Under volatile business operations Complexity and continual change, the Company needs to implement an effective risk management system in the organization. To be a tool for determining the direction of the strategy capacity building increasing business opportunities including continual improvement of operating processes which will support the company can achieve the overall objectives have good corporate governance and can create added value for shareholders and related persons By stipulating that risk management is part of the organization’s culture in operation and to all employees at all levels realize the responsibility for joint risk management.

Risk definition and risk management

“Risk” means “uncertain events which, if they occur, harm operations, causing TSTE and its group companies to fail to achieve the objectives set.”

Risk management is “the process of identifying, evaluating, and managing risks to an acceptable level for the organization according to the established risk management framework.”
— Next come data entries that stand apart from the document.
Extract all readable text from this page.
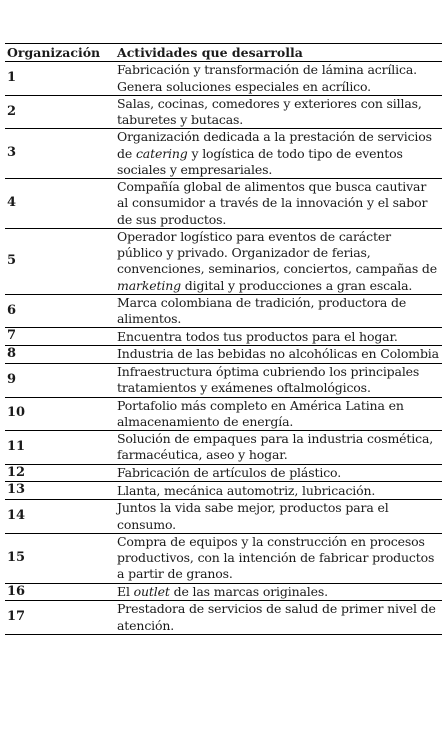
Organización	Actividades que desarrolla
1	Fabricación y transformación de lámina acrílica. Genera soluciones especiales en acrílico.
2	Salas, cocinas, comedores y exteriores con sillas, taburetes y butacas.
3	Organización dedicada a la prestación de servicios de catering y logística de todo tipo de eventos sociales y empresariales.
4	Compañía global de alimentos que busca cautivar al consumidor a través de la innovación y el sabor de sus productos.
5	Operador logístico para eventos de carácter público y privado. Organizador de ferias, convenciones, seminarios, conciertos, campañas de marketing digital y producciones a gran escala.
6	Marca colombiana de tradición, productora de alimentos.
7	Encuentra todos tus productos para el hogar.
8	Industria de las bebidas no alcohólicas en Colombia
9	Infraestructura óptima cubriendo los principales tratamientos y exámenes oftalmológicos.
10	Portafolio más completo en América Latina en almacenamiento de energía.
11	Solución de empaques para la industria cosmética, farmacéutica, aseo y hogar.
12	Fabricación de artículos de plástico.
13	Llanta, mecánica automotriz, lubricación.
14	Juntos la vida sabe mejor, productos para el consumo.
15	Compra de equipos y la construcción en procesos productivos, con la intención de fabricar productos a partir de granos.
16	El outlet de las marcas originales.
17	Prestadora de servicios de salud de primer nivel de atención.
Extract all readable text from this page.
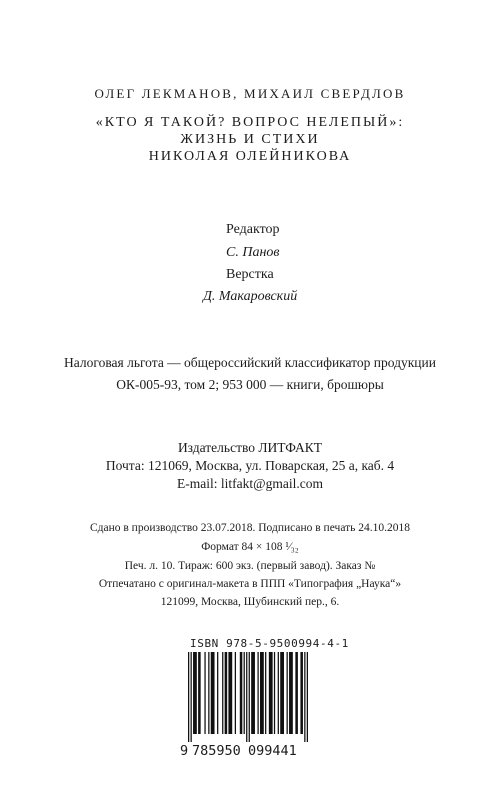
ОЛЕГ ЛЕКМАНОВ, МИХАИЛ СВЕРДЛОВ
«КТО Я ТАКОЙ? ВОПРОС НЕЛЕПЫЙ»:
ЖИЗНЬ И СТИХИ
НИКОЛАЯ ОЛЕЙНИКОВА
Редактор
С. Панов
Верстка
Д. Макаровский
Налоговая льгота — общероссийский классификатор продукции
ОК-005-93, том 2; 953 000 — книги, брошюры
Издательство ЛИТФАКТ
Почта: 121069, Москва, ул. Поварская, 25 а, каб. 4
E-mail: litfakt@gmail.com
Сдано в производство 23.07.2018. Подписано в печать 24.10.2018
Формат 84 × 108 ¹⁄₃₂
Печ. л. 10. Тираж: 600 экз. (первый завод). Заказ №
Отпечатано с оригинал-макета в ППП «Типография „Наука“»
121099, Москва, Шубинский пер., 6.
ISBN 978-5-9500994-4-1
9 785950 099441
Objectives of Risk Management
  • To implement an international standardized risk management system in the same way throughout the organization, and specifies that risk management is a part of decision-making. Strategies, plans, and operations of TSTE and its group companies.
  • To determine measures and guidelines for managing the remaining risks to an acceptable level of the organization by considering measures to effectively reduce the likelihood and/or impact of risks that may arise, which will drive the organization to achieve the stated objectives both at the corporate level and at the departmental level.
  • To be able to identify unexpected risks or crises and be able to respond appropriately and timely to reduce losses or damage to the organization.
  • For the management team, the Risk Management Committee and Board of Directors Acknowledged important risk information trends of risk and overall risk and to supervise the risks of TSTE and its group companies in an efficient and effective manner.
  • To ensure that all segments are responsible for identifying, evaluating, and managing significant risks on a regular basis, including in the event of significant or not yet implemented events, activities, processes and/or projects or significant changes within the organization taking into account the acceptable risk level and the ability to actually practice reasonable cost.
  • To have communication and transfer knowledge of risk management to employees regularly and develop employees to understand. There is an awareness of ownership of the risks as well as having joint risk management under the responsibility.
  • To help organizations detect and reduce the risks associated with wrongdoing or fraud. by providing an assessment of the risks of corruption in various fields and to support the organization to formulate a policy to prevent wrongdoing and corruption.
Risk Appetite : RA

It is the highest level of risk that is acceptable to TSTE at the enterprise level. Determined by the management under the supervision of the Risk Management Committee, and use it for evaluation and risk management. Any risks that were analyzed and assessed were found to be may affect the TSTE beyond the acceptable risk level, have the risk-owning agency prepare a risk management action plan, and report to the Risk Management Committee by dividing the risk level Acceptable can be issued in 6 areas as follows:

1. Financial risk

  • Admit to losing money or a decrease in income to some extent but does not exceed a level that materially affects TSTE's liquidity or financial position.

2. Reputational risk

  • Accepting negative messages in the media with widespread communication channels but does not accept negative news that materially and continuously affects the reputation of the public and the trust of the organization from the stakeholders especially important trading partners and shareholders.

3. Operational risk

  • Interruptions or delays in service continuity are acceptable to some extent but do not tolerate interruptions or long delays that cause damage that affects ongoing operations. This affects the level of confidence and satisfaction of the customers, as well as the obligations that the company has to its partners.